VG: In your informational video for PriFi, you describe the parking lot attack. [PriFi is an anonymous communications platform co-developed by researchers at Yale and EPFL]. I think our expectations of privacy have changed even over the last ten years. In the early days of instant messaging, nearly everything was once plain-text. If you were on the same network as someone else you could theoretically eavesdrop whatever “Alice” was saying to “Bob.” But now we have encryption ..
JF: We have encryption, but there’s a lot of plaintext out there! In general, there’s still very little routine effort put into keeping things private. Even when using shared printers, as many of us do, people very rarely ask themselves “who is going to be able to view this document?” I would never print a highly sensitive document on a shared printer. Someone else could walk away with it by accident! (BTW, picking up someone else’s document by accident is something that actually happens – I once picked up someone else’s boarding pass along with my own long document that came out just before it. Fortunately, I was able to find the person and give her the boarding pass before she left for the airport!) And printers have memories; the contents of your document are stored for some time after you walk away with the paper copies. An attacker in your own organization could extract those bits from the printer after you use it and return to your office.
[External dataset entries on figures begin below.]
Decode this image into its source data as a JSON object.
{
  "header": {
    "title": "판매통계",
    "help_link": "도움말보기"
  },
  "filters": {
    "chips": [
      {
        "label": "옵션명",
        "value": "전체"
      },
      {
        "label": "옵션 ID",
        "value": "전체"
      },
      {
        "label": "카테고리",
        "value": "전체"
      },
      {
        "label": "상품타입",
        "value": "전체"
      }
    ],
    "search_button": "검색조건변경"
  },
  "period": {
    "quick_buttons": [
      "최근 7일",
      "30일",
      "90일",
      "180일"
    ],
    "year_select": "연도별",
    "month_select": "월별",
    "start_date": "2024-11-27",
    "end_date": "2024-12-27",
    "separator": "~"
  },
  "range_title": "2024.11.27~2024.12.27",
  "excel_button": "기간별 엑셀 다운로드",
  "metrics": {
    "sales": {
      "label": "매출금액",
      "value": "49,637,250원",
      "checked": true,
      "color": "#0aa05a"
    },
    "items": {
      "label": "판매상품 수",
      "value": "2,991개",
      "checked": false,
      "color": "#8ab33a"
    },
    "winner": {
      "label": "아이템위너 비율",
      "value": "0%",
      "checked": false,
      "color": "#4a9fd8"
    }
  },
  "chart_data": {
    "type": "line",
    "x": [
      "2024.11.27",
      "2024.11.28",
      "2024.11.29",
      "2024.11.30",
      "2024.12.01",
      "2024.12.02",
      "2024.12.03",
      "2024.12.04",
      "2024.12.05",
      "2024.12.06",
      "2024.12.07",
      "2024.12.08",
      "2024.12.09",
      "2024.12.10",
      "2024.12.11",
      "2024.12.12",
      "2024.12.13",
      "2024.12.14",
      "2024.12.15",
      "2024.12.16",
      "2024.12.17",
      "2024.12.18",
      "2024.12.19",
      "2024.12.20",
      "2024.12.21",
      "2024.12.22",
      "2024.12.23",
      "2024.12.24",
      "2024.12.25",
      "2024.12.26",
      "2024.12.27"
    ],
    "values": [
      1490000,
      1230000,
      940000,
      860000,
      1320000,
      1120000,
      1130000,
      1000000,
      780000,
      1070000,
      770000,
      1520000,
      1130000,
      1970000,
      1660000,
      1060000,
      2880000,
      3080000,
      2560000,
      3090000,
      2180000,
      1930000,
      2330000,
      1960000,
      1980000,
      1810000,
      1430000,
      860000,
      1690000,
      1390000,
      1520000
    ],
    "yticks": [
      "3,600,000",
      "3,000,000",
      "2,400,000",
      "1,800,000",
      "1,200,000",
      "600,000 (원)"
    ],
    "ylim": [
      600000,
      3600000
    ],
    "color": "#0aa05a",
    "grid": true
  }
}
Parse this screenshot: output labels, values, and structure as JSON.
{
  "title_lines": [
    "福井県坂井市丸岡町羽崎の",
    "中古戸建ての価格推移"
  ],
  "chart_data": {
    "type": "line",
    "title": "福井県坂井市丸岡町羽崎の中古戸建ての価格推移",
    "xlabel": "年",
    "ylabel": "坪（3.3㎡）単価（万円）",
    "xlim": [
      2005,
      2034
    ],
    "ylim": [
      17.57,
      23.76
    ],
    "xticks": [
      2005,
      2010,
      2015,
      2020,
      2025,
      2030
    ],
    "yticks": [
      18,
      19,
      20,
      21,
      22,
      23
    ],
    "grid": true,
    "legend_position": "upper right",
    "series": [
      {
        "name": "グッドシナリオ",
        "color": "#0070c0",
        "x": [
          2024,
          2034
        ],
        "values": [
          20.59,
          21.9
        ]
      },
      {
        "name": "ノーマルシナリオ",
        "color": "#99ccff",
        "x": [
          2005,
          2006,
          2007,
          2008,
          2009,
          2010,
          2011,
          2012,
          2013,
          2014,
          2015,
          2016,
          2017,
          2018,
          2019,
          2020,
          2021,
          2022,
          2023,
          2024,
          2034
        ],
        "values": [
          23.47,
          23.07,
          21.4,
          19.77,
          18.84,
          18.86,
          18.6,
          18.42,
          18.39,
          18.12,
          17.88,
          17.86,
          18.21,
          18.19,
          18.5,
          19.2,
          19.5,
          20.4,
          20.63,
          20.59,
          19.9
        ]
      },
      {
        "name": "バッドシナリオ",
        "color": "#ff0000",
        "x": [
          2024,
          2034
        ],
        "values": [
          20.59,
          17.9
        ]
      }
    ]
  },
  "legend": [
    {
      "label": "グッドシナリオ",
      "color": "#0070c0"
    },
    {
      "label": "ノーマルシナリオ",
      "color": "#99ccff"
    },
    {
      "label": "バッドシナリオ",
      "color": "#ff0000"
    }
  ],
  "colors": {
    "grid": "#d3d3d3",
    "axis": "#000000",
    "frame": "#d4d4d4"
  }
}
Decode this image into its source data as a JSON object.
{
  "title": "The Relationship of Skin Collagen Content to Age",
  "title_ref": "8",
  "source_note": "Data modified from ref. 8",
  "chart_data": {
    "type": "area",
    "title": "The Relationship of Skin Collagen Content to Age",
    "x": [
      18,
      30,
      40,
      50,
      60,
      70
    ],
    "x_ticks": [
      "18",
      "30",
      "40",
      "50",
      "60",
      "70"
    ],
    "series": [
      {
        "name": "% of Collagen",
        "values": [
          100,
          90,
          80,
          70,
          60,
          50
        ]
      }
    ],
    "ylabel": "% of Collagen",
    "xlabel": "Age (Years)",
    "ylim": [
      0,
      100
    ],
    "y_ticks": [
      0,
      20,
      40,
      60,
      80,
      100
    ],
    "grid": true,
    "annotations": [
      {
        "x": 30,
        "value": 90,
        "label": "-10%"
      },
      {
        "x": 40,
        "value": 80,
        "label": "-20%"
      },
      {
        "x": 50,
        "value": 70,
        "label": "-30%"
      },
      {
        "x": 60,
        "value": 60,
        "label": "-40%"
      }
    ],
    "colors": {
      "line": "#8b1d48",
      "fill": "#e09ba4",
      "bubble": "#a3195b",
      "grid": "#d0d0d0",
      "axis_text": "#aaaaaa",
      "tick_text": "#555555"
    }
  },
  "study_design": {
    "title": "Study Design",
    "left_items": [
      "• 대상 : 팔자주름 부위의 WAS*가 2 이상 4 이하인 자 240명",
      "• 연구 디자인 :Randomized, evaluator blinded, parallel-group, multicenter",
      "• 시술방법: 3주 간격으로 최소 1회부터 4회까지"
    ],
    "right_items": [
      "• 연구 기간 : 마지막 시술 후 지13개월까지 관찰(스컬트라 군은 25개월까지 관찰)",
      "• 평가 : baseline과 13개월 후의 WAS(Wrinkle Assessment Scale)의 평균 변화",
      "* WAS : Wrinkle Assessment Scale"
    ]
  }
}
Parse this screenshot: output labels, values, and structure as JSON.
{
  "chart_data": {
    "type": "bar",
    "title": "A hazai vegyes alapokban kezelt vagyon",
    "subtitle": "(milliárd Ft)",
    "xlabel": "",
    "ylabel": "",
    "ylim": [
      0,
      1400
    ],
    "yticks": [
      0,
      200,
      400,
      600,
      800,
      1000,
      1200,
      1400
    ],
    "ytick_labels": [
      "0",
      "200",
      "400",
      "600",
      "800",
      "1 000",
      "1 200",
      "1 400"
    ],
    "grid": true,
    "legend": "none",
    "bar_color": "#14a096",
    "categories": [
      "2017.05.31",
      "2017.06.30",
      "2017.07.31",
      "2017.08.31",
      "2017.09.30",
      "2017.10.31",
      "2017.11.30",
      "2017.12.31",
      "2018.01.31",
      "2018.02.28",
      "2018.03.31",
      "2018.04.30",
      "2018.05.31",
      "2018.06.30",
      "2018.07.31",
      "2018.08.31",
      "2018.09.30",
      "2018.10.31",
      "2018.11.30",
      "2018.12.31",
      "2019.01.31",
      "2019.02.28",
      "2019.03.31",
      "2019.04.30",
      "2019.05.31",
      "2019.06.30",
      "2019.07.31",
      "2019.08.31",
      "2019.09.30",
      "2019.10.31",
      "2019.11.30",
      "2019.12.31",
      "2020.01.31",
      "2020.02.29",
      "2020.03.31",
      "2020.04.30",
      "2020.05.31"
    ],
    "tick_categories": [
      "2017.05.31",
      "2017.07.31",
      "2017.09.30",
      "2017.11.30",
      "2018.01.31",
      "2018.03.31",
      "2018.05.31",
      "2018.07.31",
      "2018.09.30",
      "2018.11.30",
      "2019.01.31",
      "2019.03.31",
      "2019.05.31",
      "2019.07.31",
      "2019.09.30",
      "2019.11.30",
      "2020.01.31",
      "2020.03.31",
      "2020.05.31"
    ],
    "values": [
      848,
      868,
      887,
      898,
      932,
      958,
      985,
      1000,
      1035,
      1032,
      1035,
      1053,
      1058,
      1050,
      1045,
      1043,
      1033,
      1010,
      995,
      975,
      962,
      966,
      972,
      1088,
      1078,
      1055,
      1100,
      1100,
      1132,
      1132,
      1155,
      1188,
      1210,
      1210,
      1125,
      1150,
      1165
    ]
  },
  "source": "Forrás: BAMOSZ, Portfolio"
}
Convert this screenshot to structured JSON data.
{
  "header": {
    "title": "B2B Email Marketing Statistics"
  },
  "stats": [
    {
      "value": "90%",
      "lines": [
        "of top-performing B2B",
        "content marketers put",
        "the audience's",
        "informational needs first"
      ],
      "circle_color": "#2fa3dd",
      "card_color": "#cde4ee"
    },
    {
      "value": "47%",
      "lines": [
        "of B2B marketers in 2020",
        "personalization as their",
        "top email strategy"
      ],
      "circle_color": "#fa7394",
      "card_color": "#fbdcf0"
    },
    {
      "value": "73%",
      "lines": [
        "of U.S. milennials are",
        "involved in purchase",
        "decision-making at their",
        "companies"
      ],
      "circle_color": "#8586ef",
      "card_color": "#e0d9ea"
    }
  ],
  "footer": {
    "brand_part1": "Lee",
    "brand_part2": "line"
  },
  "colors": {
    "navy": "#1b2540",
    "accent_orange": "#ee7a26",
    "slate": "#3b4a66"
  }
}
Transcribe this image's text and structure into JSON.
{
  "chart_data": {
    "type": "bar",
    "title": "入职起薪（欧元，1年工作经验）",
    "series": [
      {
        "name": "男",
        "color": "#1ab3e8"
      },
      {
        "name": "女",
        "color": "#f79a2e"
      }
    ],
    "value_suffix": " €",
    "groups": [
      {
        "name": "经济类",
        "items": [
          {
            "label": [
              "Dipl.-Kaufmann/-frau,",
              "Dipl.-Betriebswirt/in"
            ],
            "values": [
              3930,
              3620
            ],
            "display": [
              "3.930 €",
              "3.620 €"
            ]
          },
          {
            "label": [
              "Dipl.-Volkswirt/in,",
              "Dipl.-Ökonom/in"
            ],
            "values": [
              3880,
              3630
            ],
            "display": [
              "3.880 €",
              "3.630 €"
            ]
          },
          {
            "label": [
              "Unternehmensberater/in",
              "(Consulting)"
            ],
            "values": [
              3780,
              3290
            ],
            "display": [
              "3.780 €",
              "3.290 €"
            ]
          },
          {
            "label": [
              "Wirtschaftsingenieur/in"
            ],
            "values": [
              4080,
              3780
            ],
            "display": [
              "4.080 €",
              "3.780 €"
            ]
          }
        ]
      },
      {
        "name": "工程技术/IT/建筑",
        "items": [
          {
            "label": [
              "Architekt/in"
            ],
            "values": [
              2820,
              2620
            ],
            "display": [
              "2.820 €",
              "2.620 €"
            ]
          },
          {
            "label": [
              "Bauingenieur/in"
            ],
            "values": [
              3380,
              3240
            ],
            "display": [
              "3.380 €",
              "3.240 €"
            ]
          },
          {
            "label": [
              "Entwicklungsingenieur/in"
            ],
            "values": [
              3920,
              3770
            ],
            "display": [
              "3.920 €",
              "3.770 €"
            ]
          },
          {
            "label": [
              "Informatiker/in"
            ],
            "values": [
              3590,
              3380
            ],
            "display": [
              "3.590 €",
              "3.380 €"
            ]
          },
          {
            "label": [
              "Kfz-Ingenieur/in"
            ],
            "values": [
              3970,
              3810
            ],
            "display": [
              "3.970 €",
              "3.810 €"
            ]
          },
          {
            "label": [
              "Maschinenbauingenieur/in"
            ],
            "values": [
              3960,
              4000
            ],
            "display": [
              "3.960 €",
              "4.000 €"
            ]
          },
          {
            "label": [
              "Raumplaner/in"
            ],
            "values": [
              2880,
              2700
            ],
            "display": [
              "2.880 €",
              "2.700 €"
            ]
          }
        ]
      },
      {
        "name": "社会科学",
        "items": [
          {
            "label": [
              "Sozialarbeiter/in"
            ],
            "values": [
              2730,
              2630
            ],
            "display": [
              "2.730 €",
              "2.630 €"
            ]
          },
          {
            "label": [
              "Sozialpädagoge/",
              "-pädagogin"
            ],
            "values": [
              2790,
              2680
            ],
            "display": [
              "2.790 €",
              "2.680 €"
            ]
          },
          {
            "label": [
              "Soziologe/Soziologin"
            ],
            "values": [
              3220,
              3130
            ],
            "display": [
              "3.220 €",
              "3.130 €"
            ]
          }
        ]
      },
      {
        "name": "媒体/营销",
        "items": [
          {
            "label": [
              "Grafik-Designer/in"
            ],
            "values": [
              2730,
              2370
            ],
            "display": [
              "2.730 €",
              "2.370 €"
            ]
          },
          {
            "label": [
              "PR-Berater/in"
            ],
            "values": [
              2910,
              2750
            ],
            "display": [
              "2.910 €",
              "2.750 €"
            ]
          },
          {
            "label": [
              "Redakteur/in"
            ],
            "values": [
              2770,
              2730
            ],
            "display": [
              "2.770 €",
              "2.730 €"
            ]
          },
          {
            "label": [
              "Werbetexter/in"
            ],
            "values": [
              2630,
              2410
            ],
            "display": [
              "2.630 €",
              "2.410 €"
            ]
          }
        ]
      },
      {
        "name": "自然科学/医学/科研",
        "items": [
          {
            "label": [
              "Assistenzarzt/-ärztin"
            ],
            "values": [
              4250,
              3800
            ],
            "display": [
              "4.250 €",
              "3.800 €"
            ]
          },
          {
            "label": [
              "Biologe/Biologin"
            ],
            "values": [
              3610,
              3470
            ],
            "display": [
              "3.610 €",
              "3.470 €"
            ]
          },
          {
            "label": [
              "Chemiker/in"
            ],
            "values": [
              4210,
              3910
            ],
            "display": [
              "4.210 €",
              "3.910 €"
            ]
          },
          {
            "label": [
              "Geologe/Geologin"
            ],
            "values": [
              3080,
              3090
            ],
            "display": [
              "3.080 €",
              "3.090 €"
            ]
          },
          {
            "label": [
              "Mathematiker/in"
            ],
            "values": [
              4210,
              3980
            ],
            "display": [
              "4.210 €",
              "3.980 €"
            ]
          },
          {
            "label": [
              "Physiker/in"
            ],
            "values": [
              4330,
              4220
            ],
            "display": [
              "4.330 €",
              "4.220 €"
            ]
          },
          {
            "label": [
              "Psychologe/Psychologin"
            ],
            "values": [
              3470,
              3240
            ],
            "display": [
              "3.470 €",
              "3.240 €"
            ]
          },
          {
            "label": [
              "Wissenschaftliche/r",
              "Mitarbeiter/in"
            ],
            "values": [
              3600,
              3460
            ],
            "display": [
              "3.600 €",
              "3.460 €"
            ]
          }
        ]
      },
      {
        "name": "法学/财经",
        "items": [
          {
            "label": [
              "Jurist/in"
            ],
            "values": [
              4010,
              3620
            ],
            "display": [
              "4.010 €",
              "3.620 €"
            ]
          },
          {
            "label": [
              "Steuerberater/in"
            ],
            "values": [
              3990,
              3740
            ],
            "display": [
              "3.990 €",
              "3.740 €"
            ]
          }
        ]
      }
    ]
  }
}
I know that sounds paranoid, but I’ve described a low-tech attack that’s quite doable and has no doubt been done many times. Just by living, you create a lot of “data exhaust” about exactly where you are, what you’re doing, and whom you’re communicating with at every minute of every day. Hiding it all requires a lot more effort than most people are willing to put in – even people who claim that they really care about privacy.
VG: I think my outlook is that I’m unimportant enough that it’s safe to assume nothing really bad will actually happen just to me.
JF: Yeah – the “strength in numbers” argument. People have been saying for many years “I don’t worry about my bank’s information security because, if there’s a breach of [Fill in the name of a major bank], I’m going to be one of many millions of people affected. Someone’s going to have to do something to repair the damage, and I don’t need to worry.” That may be a bit naive, but it isn’t crazy to feel that way.
Look, there have been a number of breaches that affected millions of people, but somehow the institutions breached and the government have been able to prevent massive individual losses. It’s just not safe to assume that that kind of damage repair will always be possible.